À chaque fois que je relis Le baron perché, d’Italo Calvino, j’ai l’impression, à la fois réconfortante et surprenante, de retourner chez moi. Peut-être avez-vous, vous aussi, un livre qui vous fait cet effet ? Ou peut-être alors, avez-vous déjà eu le sentiment en lisant, de redécouvrir votre propre langue ? Ou bien vous arrive-t-il de repenser avec émoi à des scènes de lecture qui remontent à l’enfance, ou qui vous renvoient à des personnes et des lieux qui vous sont chers ?
Pour caractériser ces liens forts et variés qui s’établissent entre la littérature et la vie réelle, la théoricienne de la littérature Marielle Macé parle d’une relation entre nos « façons de lire » et nos « manières d’être ». Les émotions que nous ressentons en lisant (joie, ennui, surprise…) et qui ressurgissent lorsque nous repensons à nos lectures constituent les traces les plus évidentes de cette relation.

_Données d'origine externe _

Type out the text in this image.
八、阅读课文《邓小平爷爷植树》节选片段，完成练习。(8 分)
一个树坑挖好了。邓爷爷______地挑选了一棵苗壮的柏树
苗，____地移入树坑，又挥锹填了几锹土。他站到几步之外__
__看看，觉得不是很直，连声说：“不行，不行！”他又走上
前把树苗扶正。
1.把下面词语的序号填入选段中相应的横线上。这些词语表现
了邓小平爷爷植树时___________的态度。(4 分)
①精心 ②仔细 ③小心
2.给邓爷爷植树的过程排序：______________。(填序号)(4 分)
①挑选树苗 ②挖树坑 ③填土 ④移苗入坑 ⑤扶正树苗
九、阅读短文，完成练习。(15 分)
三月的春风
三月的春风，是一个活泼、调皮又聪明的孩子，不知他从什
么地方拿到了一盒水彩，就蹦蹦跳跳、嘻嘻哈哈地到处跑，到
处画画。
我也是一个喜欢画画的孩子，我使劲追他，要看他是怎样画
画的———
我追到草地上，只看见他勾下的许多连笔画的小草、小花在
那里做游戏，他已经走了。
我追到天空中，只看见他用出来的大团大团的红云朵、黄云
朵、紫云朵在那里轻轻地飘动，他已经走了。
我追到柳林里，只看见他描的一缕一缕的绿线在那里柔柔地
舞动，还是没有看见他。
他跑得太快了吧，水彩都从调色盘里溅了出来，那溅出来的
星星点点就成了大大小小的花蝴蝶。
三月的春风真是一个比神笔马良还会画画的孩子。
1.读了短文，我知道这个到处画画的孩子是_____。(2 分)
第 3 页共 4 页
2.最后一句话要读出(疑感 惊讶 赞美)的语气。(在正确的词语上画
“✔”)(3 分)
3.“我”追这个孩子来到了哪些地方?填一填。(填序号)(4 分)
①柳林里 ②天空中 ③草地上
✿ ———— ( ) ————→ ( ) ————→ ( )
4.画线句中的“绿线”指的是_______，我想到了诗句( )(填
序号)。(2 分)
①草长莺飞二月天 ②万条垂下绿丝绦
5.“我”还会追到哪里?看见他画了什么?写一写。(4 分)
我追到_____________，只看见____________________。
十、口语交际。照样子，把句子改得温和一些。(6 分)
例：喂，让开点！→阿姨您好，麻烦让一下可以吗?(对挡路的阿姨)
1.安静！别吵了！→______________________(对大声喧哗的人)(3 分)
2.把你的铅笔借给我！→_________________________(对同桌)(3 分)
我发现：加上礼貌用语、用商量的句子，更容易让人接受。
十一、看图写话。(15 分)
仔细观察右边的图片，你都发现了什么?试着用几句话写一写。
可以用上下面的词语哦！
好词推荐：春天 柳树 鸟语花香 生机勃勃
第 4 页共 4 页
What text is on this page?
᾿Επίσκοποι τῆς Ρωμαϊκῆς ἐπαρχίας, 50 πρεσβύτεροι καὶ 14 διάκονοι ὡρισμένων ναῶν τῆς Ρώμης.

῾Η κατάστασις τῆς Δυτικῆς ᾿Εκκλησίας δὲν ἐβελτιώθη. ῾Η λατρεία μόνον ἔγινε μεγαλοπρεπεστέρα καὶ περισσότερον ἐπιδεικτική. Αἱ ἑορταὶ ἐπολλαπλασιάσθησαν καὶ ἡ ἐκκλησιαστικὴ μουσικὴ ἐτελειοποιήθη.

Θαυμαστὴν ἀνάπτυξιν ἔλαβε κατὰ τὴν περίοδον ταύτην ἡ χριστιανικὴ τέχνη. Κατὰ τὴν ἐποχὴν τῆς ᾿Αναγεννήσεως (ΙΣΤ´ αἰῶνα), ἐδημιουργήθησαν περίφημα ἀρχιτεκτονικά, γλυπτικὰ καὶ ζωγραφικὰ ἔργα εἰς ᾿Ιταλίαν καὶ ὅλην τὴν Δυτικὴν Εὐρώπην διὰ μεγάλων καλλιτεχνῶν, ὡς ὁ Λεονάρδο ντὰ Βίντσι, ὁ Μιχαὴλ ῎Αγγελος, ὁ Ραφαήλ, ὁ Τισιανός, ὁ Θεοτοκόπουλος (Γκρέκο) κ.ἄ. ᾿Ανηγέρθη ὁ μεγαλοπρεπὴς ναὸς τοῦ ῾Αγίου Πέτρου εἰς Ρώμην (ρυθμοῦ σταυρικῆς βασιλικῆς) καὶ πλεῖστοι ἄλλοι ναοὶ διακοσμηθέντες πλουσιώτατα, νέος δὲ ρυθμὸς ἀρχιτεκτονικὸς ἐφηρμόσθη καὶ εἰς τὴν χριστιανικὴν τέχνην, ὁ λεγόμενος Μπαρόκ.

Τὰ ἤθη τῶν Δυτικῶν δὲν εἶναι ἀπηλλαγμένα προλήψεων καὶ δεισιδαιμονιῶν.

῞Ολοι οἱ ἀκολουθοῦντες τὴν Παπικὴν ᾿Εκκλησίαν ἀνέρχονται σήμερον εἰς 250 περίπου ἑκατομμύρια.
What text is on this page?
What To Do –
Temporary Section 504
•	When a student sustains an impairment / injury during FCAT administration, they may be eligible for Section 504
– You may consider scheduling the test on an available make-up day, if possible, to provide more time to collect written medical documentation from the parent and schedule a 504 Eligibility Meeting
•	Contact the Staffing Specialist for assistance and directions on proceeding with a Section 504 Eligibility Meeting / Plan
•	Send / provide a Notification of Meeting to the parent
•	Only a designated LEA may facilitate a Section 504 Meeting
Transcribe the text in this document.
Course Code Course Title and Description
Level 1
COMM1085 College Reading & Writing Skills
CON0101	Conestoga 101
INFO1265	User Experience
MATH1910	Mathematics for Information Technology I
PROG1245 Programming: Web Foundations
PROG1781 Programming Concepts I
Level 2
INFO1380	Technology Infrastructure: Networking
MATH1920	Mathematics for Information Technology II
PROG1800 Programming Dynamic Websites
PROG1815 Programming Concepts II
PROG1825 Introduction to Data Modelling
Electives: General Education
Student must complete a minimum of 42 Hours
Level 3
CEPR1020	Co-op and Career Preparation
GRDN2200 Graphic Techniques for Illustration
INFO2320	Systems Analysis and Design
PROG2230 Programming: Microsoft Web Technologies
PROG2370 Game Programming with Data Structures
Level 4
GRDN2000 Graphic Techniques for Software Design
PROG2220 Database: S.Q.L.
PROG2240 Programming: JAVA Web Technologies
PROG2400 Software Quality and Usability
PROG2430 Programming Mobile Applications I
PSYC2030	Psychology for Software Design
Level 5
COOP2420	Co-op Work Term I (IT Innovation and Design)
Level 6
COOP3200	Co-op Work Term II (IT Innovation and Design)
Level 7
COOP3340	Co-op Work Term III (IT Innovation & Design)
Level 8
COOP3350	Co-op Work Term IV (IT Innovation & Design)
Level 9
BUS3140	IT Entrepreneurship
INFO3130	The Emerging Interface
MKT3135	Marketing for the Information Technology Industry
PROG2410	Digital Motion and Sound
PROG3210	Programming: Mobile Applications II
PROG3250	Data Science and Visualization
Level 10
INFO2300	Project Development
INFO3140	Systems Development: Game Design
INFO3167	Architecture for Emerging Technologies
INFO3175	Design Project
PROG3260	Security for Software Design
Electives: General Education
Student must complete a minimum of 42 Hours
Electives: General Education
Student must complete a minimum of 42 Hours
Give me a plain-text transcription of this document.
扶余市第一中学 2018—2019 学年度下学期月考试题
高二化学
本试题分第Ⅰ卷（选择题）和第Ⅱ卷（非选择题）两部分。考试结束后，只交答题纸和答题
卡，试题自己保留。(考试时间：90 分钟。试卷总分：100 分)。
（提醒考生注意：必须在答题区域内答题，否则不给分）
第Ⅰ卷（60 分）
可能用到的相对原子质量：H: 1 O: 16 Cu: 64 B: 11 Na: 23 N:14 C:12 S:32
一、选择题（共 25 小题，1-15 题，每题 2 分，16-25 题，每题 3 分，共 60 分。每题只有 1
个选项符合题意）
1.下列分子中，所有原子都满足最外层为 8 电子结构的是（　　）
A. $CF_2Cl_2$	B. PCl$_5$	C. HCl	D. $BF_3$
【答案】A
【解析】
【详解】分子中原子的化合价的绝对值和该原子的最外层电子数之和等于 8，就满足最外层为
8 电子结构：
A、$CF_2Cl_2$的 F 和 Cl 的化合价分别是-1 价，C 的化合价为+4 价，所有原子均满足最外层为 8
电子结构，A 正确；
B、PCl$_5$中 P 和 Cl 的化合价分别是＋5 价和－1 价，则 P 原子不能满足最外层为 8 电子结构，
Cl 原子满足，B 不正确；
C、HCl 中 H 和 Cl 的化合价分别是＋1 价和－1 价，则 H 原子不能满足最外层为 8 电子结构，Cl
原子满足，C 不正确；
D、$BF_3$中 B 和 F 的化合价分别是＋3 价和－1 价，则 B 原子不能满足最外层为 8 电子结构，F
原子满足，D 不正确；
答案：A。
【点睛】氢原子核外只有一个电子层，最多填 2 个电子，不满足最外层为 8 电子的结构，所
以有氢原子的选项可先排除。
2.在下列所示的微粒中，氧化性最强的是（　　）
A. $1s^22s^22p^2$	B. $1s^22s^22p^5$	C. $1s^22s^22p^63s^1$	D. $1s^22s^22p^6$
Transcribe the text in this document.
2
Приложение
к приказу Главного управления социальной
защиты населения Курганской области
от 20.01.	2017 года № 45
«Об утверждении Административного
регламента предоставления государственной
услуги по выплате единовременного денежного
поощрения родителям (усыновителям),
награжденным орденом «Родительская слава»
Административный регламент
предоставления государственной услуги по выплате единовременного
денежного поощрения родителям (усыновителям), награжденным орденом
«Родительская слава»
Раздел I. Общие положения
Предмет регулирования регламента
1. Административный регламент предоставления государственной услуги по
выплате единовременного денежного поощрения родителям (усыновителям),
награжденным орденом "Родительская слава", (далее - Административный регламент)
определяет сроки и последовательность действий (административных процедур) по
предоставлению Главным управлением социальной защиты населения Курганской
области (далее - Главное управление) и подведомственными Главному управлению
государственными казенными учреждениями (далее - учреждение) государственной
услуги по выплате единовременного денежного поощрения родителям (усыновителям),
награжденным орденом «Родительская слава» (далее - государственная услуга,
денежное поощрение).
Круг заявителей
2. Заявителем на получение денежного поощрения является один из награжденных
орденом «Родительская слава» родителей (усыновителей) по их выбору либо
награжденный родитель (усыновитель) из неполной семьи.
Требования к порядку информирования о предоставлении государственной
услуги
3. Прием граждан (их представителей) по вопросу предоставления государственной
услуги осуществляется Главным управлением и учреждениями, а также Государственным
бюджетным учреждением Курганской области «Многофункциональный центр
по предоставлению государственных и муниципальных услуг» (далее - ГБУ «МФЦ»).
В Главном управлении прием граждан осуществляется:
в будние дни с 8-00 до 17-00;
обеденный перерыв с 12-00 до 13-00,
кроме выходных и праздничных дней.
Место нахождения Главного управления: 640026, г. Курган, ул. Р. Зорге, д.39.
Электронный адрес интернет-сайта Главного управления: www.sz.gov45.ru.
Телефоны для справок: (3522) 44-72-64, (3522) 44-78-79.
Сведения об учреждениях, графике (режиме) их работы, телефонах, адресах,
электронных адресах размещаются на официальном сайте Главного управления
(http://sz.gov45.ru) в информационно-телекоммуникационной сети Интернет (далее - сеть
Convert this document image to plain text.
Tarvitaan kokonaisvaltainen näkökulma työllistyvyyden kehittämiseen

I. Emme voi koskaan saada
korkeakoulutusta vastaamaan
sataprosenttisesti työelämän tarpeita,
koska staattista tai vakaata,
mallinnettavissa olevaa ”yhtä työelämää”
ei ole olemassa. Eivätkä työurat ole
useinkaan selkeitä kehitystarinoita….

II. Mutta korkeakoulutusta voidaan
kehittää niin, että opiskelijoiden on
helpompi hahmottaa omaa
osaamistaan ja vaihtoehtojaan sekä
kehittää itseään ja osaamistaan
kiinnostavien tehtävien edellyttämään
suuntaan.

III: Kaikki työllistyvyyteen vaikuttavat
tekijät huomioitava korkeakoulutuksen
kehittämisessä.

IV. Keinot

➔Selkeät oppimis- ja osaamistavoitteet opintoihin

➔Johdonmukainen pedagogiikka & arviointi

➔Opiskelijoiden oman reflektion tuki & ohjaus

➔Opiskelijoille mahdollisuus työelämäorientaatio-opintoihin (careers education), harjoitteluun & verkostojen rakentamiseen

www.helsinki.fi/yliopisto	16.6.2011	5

Nous disposons aujourd’hui de nombreux outils théoriques et méthodologiques pour étudier les émotions suscitées par la lecture et leur mise en langage. Ceux-ci nous viennent de la théorie littéraire, de la linguistique, des sciences cognitives ou encore de l’anthropologie. Néanmoins, nous ne savons pas exactement comment les combiner afin de créer un cadre d’analyse uniforme et exhaustif.
J’espère apporter une petite contribution à cet effort intellectuel collectif à travers mes recherches doctorales, que je mène à Le Mans Université sous la direction de Brigitte Ouvry-Vial, dans le cadre du projet Reading Europe Advanced Data Investigation Tool.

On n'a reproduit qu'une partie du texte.